E poi c’è la madre di tutte le riforme, promessa al popolo plaudente entro la fine della legislatura. Che tuttavia ha imboccato già l’ultima curva, ancora orfana di cotanto senno. Dov’è finito il premierato? E perché non se ne trova traccia? L’elezione diretta del presidente del Consiglio ottenne il timbro del Senato nel giugno 2024; successivamente è rimbalzata nella commissione Affari costituzionali della Camera, e dopo due anni giace ancora lì.
Troppo pericoloso il referendum cui dovrebbe sottoporsi alla fine della giostra, dato che Renzi ci rimise la poltrona. Meglio battezzarlo dopo le prossime politiche, e intanto in questa legislatura incassare la doppia approvazione delle assemblee parlamentari. Mancano però tre votazioni: montagne russe, con l’aria che tira. Sicché in ultimo prevale la paura; e la paura — diceva Publilio Siro — non ha mai portato nessuno alla vetta.
In altri casi l’indecisione è figlia dei veti incrociati, dei bisticci tra i compari della stessa maggioranza. Accade sui temi economici — dalle tasse alle pensioni — dove il ministro Giorgetti è un uomo solo contro tutti. Accade sui diritti — dallo ius scholae all’eutanasia — dove Forza Italia spinge, Fratelli d’Italia frena. E accade, tra lamenti e tormenti, sulle nomine.

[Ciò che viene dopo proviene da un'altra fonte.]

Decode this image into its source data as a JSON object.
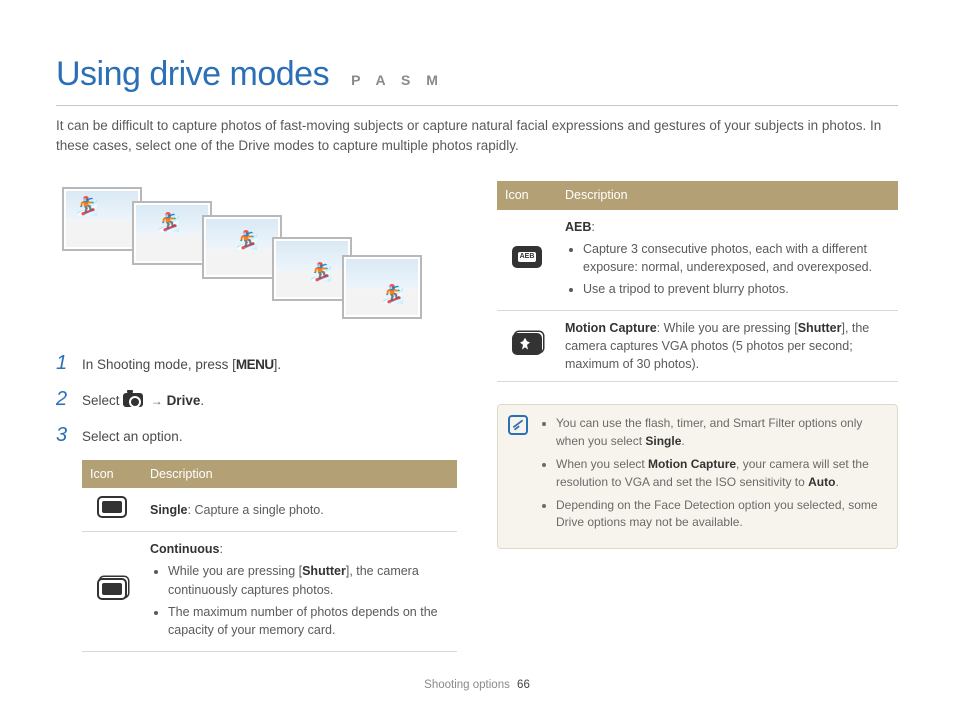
{
  "header": {
    "title": "Using drive modes",
    "pasm": "P A S M"
  },
  "intro": "It can be difficult to capture photos of fast-moving subjects or capture natural facial expressions and gestures of your subjects in photos. In these cases, select one of the Drive modes to capture multiple photos rapidly.",
  "steps": {
    "s1_a": "In Shooting mode, press [",
    "s1_menu": "MENU",
    "s1_b": "].",
    "s2_a": "Select ",
    "s2_arrow": "→",
    "s2_drive": "Drive",
    "s2_b": ".",
    "s3": "Select an option."
  },
  "table_headers": {
    "icon": "Icon",
    "desc": "Description"
  },
  "left_rows": {
    "single_b": "Single",
    "single_t": ": Capture a single photo.",
    "cont_b": "Continuous",
    "cont_t": ":",
    "cont_li1_a": "While you are pressing [",
    "cont_li1_sh": "Shutter",
    "cont_li1_b": "], the camera continuously captures photos.",
    "cont_li2": "The maximum number of photos depends on the capacity of your memory card."
  },
  "right_rows": {
    "aeb_b": "AEB",
    "aeb_t": ":",
    "aeb_li1": "Capture 3 consecutive photos, each with a different exposure: normal, underexposed, and overexposed.",
    "aeb_li2": "Use a tripod to prevent blurry photos.",
    "mc_b": "Motion Capture",
    "mc_t1": ": While you are pressing [",
    "mc_sh": "Shutter",
    "mc_t2": "], the camera captures VGA photos (5 photos per second; maximum of 30 photos)."
  },
  "note": {
    "li1_a": "You can use the flash, timer, and Smart Filter options only when you select ",
    "li1_b": "Single",
    "li1_c": ".",
    "li2_a": "When you select ",
    "li2_b": "Motion Capture",
    "li2_c": ", your camera will set the resolution to VGA and set the ISO sensitivity to ",
    "li2_d": "Auto",
    "li2_e": ".",
    "li3": "Depending on the Face Detection option you selected, some Drive options may not be available."
  },
  "footer": {
    "section": "Shooting options",
    "page": "66"
  }
}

La Consob è senza presidente dall’8 marzo, mentre i vari candidati cadono come birilli a uno a uno. Sulla presidenza dell’Antitrust (vacante da tre settimane) si succedono infruttuosamente vertici e riunioni di governo, benché la scelta spetti ai presidenti delle Camere. Quanto alla Rai, non ne parliamo: la commissione di Vigilanza non ha il suo presidente da un anno e mezzo, mentre la maggioranza fa mancare il numero legale disertandone le sedute. Insomma, un carosello di rinvii; ma se rinvii troppo il parto, rischi d’uccidere il bambino.
Anche l’opposizione, tuttavia, parrebbe vittima di questa stessa sindrome. Le elezioni s’avvicinano, però manca tutt’oggi un programma, un progetto condiviso tra i partiti del centrosinistra. Non servono le 281 pagine, distribuite in 12 capitoli, firmate da Prodi nel 2006. Basterebbe un’intenzione comune sulla politica estera, su quella economica, sui diritti di cittadinanza. E basterebbe stabilire quantomeno il metodo per la scelta del leader, con le primarie oppure senza, e che tipo di primarie, e quando. Sì o no; non è più permesso dire boh.
“Anche l’opposizione, tuttavia, parrebbe vittima di questa stessa sindrome. ” Dice Ainis.
Quale opposizione?
Chi sono i leader dell’opposizione?
Chi comanda nel piddì?
I fascisti al governo hanno vita facile, prima la scelta di Letta per isolare l’unico avversario dell’establishment e ora… in tanti nel piddì per imitare Letta e ingraziarsi i soliti potenti che tanto una cadreghina te la elargiscono lo stesso.